What have I accomplished in my life? What do I amount to? My most significant accomplishments are in the martial arts. I have achieved a level that is rare. I'm a master of three systems. Two of those systems are arts that I created or modified from existing arts. Tai chi is the first art I mastered. Second came Evolutionary jeet kune do. And third came aikido. All of the arts I now practice are my own. My style of tai chi is called the Five Element style. My style of jeet kune do is called dao nei chuan. And my style of aikido is called The Method. All of the styles I created are superior to their original versions.
My other contribution to the world is my writing. I think I am a competent writer, but not an outstanding one. My writing is unique because of my unique perspective, and not because of my skill. As of this date (April 11, 2009) I have written three novels, three novellas, and around thirty short stories. I think I have the potential to be a much better writer, so long as I have the time to develop the skills".

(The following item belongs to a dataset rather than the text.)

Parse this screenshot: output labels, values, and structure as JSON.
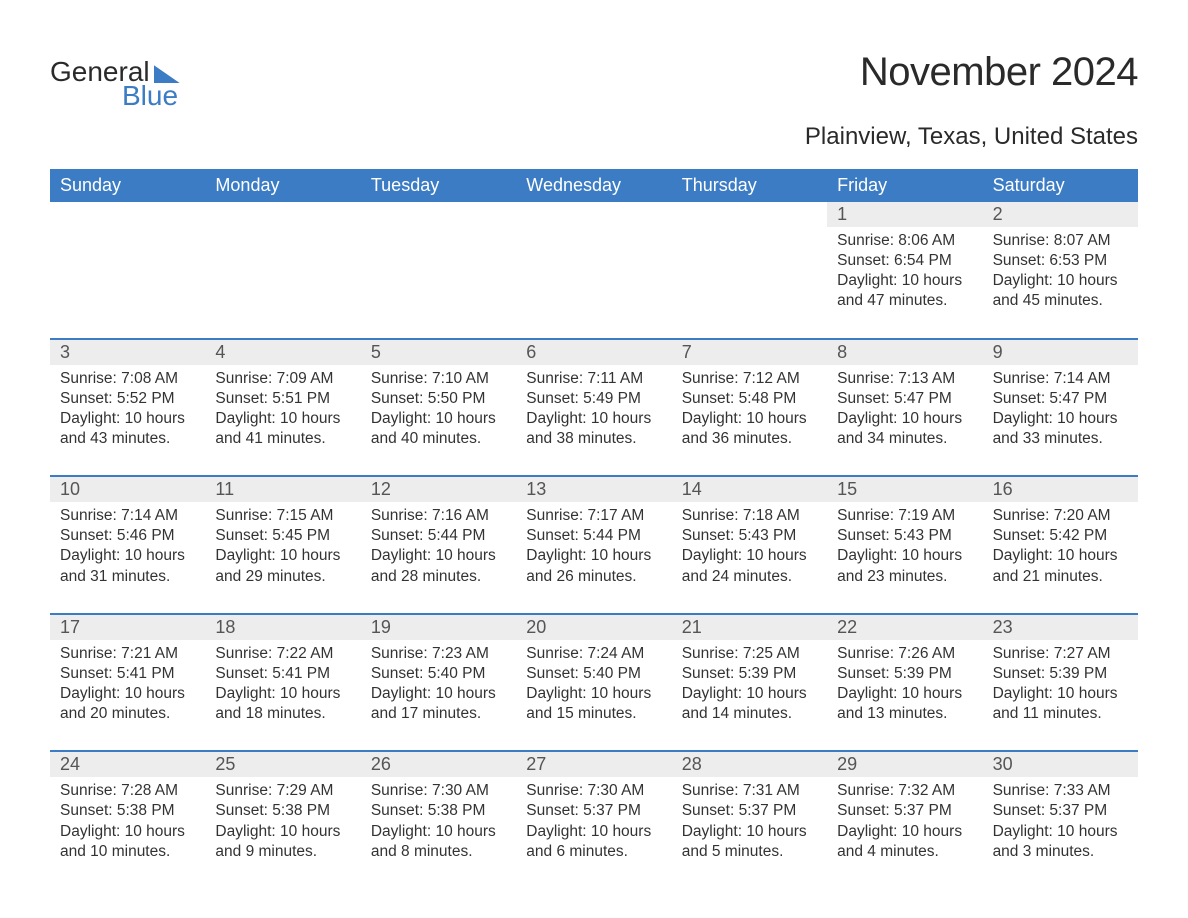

Davin contributed so much more than this to others in prison, to his family and to his friends. He always listened, he had a wonderful sense of humor, and he never gave up. He always asked how you were and what you were doing before he would talk about himself. He loved his father, his mother, his brother, and I and his best friend outside of the prison walls, David. I think we always felt that love over the years even when we were separated from him by prison walls. There were no walls around his heart.
Love you Davin
My time with Davin
I met Davin for the first time in 1988. He spoke to college students at SWOSU in Oklahoma, along with 2 other men, about recidivism. One of the pictures on here remind me of Davin's posture, dress and look that day. He is sitting on a table in a t-shirt and jeans. The three men were excellent speakers, but Davin was easiest to talk to. He made you think and explained things so that we could all understand it. I then began to go to the Granite Reformatory weekly with the college to the "Lifers" ,meeting. This meeting involved 50 or more men that were in prison for life, thus the term, Lifer. I remember Davin watching out for all of us when we walked through the yard and while we were locked in the room with all the men. He was completely aware of his surroundings and knew each man. Davin and I began our letter writing and through that he became a part of my life. He was so talented in many ways. I was always amazed that he could survive in such a horrible circumstance. I would go to visit him at Lexington, Oklahoma and found that even the visitors were not treated very well. He made the very best of a awful situation. I think Davin was God's tool for others in prison to see that a person can flourish even when given very little, when hope seems far away, and even when your life is at stake each day. He gave others hope in their own lives. I am sure that others in prison with him grew personally just from knowing Davin. He definately touched those of us outside of those prison walls too. His strength and will power to better himself was truly inspiring. We wrote many letters and through them, I was able to grow, learn and make it through some difficult life times. And Davin was there to help me along the way. He was always postive and encouraging. I will miss him. No one can replace him. But I am a better person to have known him and loved him.